Fruity Bakes · Occasion

Hot Cross Buns

As Easter is fast approaching one of my favourite baked goods is back on the shelves- Hot Cross Buns. Hot Cross Buns mix some of my favourite flavours together into one delicious bun. I have always bought them thinking I need to try to make them myself one day. Year after year I get put off by the thought of having to make a bread dough. It isn’t something I’m very confident with. However, this recipe proved that sometimes just putting your mind and trying something different can lead to surprising results!

I am a full preacher of if you make something yourself at home, it tastes a lot better than anything you will buy in a supermarket. There is always added satisfaction as well knowing you made it yourself. Home baking takes out all the additives and the excessive amount of sugar some shops will add in to ensure their products stay fresher for longer. The flavours seem to come out so much better in baking at home and especially in this recipe, the texture and flavour of the dough are better than anything in the shop!

If you’re not a confident baker, this recipe takes you through what you need to do step by step in a simple way, with no jargon! Don’t get me wrong, it takes time to get it right but, it is worth every effort! The results are gorgeous, sticky hot cross buns packed full of fruity, zesty flavours, perfect with a spreading of butter.

The dough needs to prove on 3 occasions for at least an hour. However, don’t let the proving process tie you down. I went out for a few hours whilst my dough was proving and it didn’t impact the result- I just came home to a dough which had quadrupled in size!

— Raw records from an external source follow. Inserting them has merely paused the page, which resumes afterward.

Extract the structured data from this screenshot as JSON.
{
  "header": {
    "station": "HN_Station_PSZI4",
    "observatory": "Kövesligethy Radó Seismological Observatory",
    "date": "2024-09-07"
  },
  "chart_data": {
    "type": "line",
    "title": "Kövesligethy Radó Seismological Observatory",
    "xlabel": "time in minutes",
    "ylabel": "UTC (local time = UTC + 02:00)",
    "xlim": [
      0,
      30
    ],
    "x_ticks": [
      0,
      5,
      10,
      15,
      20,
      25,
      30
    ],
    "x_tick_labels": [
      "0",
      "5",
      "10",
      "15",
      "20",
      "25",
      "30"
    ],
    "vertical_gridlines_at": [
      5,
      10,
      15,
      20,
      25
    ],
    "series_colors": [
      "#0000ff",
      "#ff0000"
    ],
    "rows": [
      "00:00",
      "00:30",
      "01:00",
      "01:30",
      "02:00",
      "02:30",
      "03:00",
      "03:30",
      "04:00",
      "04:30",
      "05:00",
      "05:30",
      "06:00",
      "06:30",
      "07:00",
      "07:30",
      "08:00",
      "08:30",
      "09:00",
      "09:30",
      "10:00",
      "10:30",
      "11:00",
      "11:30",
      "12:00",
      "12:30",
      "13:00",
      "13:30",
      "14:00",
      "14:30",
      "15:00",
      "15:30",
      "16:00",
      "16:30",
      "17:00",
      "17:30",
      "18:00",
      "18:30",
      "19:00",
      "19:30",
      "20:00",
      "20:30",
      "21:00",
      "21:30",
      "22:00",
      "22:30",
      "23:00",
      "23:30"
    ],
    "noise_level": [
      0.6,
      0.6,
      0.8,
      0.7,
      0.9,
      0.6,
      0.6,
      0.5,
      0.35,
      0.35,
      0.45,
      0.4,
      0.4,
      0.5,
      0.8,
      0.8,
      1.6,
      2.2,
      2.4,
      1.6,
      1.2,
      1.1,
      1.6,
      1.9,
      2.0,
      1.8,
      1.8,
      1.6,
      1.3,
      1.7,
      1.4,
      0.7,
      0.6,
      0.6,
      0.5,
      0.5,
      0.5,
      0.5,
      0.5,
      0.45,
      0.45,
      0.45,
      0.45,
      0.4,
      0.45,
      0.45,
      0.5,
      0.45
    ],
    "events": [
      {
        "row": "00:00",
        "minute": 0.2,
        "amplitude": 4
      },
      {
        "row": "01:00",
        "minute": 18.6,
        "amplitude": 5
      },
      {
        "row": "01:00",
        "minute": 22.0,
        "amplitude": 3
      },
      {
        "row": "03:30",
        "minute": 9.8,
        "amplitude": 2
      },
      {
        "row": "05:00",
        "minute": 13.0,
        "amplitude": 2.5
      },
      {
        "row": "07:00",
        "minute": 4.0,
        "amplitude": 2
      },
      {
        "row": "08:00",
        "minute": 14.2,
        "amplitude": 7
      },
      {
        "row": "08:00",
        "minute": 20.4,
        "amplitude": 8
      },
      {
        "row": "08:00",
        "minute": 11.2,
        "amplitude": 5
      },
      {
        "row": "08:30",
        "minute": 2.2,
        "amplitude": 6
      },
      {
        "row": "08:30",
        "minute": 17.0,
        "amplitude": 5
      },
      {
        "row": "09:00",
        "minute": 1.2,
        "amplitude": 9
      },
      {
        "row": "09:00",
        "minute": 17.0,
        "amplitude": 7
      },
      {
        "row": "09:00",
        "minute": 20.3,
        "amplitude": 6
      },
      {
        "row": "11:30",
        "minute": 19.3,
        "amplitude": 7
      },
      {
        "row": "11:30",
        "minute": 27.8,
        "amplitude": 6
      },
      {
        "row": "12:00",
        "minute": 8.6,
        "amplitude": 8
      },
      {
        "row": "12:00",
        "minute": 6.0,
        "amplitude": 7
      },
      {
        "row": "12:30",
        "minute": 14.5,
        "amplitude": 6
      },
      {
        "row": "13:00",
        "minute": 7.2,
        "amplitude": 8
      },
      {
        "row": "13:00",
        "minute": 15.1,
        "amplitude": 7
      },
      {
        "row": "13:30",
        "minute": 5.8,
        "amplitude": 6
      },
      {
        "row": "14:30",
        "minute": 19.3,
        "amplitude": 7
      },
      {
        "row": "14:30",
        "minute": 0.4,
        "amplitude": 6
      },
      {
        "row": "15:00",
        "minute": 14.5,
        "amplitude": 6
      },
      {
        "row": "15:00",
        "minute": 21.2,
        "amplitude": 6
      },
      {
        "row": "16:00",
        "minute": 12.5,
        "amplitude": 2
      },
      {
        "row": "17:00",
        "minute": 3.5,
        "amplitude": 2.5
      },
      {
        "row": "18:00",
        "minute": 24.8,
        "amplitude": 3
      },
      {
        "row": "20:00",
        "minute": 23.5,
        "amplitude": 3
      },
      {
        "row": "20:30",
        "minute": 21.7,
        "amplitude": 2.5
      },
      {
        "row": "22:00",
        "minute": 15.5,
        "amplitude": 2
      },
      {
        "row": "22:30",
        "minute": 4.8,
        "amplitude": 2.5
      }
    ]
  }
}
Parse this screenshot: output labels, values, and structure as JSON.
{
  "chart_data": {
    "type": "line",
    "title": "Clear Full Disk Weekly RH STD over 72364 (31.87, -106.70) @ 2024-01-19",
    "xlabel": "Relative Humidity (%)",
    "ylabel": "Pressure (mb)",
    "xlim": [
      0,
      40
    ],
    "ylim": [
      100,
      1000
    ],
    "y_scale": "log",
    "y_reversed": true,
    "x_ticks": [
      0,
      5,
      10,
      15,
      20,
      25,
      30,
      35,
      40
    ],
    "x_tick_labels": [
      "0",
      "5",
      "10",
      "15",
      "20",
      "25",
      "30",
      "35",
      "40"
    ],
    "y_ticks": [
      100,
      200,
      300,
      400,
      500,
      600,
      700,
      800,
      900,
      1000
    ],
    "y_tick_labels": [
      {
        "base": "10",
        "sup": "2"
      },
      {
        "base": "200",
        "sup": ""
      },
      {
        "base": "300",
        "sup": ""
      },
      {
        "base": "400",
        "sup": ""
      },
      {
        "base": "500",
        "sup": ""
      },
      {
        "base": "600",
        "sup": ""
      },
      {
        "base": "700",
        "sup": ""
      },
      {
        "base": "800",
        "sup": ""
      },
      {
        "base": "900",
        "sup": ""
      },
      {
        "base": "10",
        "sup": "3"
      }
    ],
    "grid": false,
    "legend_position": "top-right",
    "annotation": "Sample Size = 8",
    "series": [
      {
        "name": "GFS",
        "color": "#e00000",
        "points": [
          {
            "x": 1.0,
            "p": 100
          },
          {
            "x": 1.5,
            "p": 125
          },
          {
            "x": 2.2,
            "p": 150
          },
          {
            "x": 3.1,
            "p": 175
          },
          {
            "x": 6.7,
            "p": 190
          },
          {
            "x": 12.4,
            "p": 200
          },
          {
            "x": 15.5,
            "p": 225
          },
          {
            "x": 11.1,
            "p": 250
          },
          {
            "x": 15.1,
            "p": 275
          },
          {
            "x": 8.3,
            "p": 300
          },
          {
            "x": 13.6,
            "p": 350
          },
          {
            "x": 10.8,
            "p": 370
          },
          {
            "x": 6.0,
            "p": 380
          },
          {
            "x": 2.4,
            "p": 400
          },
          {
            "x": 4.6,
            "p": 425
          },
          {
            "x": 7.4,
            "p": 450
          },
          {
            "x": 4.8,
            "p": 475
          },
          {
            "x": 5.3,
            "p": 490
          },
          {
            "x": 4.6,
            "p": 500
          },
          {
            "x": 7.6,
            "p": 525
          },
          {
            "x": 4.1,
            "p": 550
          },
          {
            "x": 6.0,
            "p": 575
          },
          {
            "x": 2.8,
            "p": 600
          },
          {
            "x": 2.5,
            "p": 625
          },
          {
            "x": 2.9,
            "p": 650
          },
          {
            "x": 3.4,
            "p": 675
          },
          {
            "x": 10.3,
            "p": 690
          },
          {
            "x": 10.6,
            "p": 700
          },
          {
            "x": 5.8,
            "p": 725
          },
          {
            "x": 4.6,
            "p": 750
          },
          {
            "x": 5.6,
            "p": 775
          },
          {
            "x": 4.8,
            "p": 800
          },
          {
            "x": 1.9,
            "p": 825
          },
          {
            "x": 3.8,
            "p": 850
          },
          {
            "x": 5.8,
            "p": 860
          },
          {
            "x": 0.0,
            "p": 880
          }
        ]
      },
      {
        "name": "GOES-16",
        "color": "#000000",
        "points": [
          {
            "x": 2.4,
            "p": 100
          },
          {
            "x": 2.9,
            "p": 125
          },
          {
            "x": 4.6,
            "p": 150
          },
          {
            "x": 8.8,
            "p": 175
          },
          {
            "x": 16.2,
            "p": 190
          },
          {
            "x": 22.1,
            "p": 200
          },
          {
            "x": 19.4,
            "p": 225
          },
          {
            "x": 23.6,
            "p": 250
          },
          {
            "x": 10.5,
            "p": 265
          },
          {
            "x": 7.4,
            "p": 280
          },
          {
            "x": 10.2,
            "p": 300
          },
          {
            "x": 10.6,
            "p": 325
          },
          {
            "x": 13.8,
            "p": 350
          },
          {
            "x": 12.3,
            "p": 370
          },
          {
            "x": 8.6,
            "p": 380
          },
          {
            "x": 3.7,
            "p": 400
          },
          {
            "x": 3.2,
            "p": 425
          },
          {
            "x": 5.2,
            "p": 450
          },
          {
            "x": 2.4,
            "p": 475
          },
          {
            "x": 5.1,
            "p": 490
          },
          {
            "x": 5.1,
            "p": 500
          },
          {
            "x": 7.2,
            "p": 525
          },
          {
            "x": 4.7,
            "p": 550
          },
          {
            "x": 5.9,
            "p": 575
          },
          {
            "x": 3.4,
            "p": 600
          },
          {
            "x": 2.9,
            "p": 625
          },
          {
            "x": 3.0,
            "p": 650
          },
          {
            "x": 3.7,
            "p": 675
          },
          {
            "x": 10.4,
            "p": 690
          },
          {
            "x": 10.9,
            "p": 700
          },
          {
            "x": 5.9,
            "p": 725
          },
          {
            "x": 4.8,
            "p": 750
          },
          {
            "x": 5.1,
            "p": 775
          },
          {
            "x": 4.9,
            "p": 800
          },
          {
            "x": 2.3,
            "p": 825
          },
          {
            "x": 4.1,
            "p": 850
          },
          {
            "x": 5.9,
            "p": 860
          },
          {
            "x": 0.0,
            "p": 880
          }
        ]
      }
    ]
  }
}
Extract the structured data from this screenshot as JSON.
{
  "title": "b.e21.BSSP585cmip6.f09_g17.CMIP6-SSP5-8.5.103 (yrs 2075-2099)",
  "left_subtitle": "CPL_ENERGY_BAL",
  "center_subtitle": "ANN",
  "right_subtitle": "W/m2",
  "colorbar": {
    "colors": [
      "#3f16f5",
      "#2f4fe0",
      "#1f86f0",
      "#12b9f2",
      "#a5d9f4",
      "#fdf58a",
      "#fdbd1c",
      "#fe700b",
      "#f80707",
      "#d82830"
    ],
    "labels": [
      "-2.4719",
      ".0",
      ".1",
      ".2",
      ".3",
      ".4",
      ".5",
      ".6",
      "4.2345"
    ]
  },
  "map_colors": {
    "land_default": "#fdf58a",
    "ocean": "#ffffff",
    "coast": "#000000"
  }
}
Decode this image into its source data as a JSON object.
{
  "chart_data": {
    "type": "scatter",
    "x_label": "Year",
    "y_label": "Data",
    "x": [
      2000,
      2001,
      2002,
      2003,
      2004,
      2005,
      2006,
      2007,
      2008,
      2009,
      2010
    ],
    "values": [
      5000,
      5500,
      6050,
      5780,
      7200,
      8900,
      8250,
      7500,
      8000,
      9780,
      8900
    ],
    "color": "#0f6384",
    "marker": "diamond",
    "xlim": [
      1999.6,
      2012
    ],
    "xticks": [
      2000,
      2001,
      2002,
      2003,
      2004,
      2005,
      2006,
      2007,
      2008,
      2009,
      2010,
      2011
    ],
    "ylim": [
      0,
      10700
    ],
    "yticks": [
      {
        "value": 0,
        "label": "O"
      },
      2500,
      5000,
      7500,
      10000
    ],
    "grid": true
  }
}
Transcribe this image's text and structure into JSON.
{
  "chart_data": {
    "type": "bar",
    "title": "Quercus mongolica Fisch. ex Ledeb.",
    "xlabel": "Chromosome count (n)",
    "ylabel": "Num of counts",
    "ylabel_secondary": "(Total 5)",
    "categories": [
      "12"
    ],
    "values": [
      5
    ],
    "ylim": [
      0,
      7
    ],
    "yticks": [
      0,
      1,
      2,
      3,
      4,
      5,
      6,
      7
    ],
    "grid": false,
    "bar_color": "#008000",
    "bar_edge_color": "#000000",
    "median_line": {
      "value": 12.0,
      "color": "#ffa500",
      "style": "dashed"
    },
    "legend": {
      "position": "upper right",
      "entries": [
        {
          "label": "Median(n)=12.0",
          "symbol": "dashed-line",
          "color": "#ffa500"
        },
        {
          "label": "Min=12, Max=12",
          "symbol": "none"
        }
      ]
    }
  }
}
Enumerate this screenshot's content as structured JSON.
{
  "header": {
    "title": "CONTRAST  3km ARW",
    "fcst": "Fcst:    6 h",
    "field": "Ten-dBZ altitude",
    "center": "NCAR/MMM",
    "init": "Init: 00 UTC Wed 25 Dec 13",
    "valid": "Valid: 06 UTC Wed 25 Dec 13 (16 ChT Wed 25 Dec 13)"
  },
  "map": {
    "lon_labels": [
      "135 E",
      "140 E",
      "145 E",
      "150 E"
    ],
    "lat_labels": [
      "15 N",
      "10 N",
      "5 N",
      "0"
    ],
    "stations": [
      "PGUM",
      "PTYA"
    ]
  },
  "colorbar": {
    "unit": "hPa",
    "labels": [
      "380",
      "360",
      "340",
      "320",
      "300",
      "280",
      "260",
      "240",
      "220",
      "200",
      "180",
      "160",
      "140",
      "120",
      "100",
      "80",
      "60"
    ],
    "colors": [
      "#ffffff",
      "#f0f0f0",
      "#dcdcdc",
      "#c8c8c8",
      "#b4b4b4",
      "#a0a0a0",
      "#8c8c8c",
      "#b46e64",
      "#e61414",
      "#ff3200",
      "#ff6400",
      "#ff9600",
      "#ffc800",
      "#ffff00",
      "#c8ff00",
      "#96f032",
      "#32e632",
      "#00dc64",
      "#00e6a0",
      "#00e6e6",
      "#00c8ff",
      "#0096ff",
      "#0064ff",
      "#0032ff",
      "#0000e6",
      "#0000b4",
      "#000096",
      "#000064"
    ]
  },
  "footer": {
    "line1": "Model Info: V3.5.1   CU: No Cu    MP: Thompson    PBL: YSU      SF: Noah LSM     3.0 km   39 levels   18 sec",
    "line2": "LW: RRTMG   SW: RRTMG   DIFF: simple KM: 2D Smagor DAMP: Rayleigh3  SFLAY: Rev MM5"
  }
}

These are perfect with a cuppa in the afternoon and are very addictive- I have had to hold myself back from eating way too many!

The recipe is inspired by Paul Hollywood.

Recipe:

Ingredients:

  • 300ml Full Fat Milk
  • 50g Butter or Margarine
  • 500g Strong Bread Flour
  • 1 Teaspoon of Salt
  • 75g Caster Sugar
  • 1 Tablespoon Sunflower Oil
  • 7g Sachet of Fast Action Dried Yeast
  • 1 Egg Beaten
  • 75g Sultanas
  • 50g Mixed Peel
  • Zest of 1 Orange
  • 1 Apple Grated then chopped into really small pieces
  • 1 Teaspoon of Cinnamon

For the Cross:

  • 75g Plain Flour

For the Glaze

  • 3 Tablespoons of Apricot Jam

Method:

  1. Bring the milk to the boil in a saucepan, as soon as it starts to bubble take it off the heat and add the butter. Stir until the butter has melted and mixed in.
  2. In a large bowl put in the flour, yeast, salt, and sugar. Make a well/hole in the middle of the dry ingredients.
  3. When the milk has cooled to just a warm temperature/handling temperature pour it into the middle of your well and also pour in a beaten egg. Using a wooden spoon mix everything together, it will start to come together use your hands to form a sticky dough.
  4. Tip the sticky dough onto a floured surface and knead the dough. To knead stretch out some of the dough and fold it back into itself pushing down with the bottom of your hand. If you’re unsure give it a google/youtube search. Knead for at least 5 mins adding flour onto your surface when it starts to disappear (otherwise, your dough will stick)
  5. After 5 mins the dough should be elasticy and smooth. Lightly oil a large bowl and place the dough in it. Cover with cling film which has also been oiled (the oil prevents a crust from forming. Place somewhere warm to prove- I left in the airing cupboard. Leave the dough for at least an hour. It should at least double in size within this time.
  6. Whilst the dough is proving mix your fruit and spice ingredients into a bowl ready to be used
  7. After an hour, with the dough still in the bowl tip in the fruit and spice. Then knead the dough on a floured surface as before to ensure everything has been distributed. Place back into the bowl again covered with oiled cling film. Leave to prove in a warm place for one hour.
  8. Once this hour is up split the dough into 15 balls. To get it accurate each ball should weigh around 75g. To form the ball roll on the surface to smooth over.
  9. Place each ball slightly apart on greased parchment paper on a baking tray. You may need 2! Lightly cover (do not wrap!) with some cling film and leave to prove one last time for an hour.
  10. To form the cross on the top add 5 tablespoons of water to 75g of plain flour to form a thick paste. Put in a piping bag with a small nozzle or a disposable one cutting a small hole at the end. Pipe crossed onto the top of each ball.
  11. Preheat the oven 200 degrees and then place the buns in the oven for around 15-20 mins- keep an eye on them, they’ll be ready when they start to brown on the top and you can see them browning on the bottom too! Leave to cool on a wire rack
  12. To make the glaze heat up the apricot jam in a saucepan, once warm and in a liquid form brush onto each of your buns.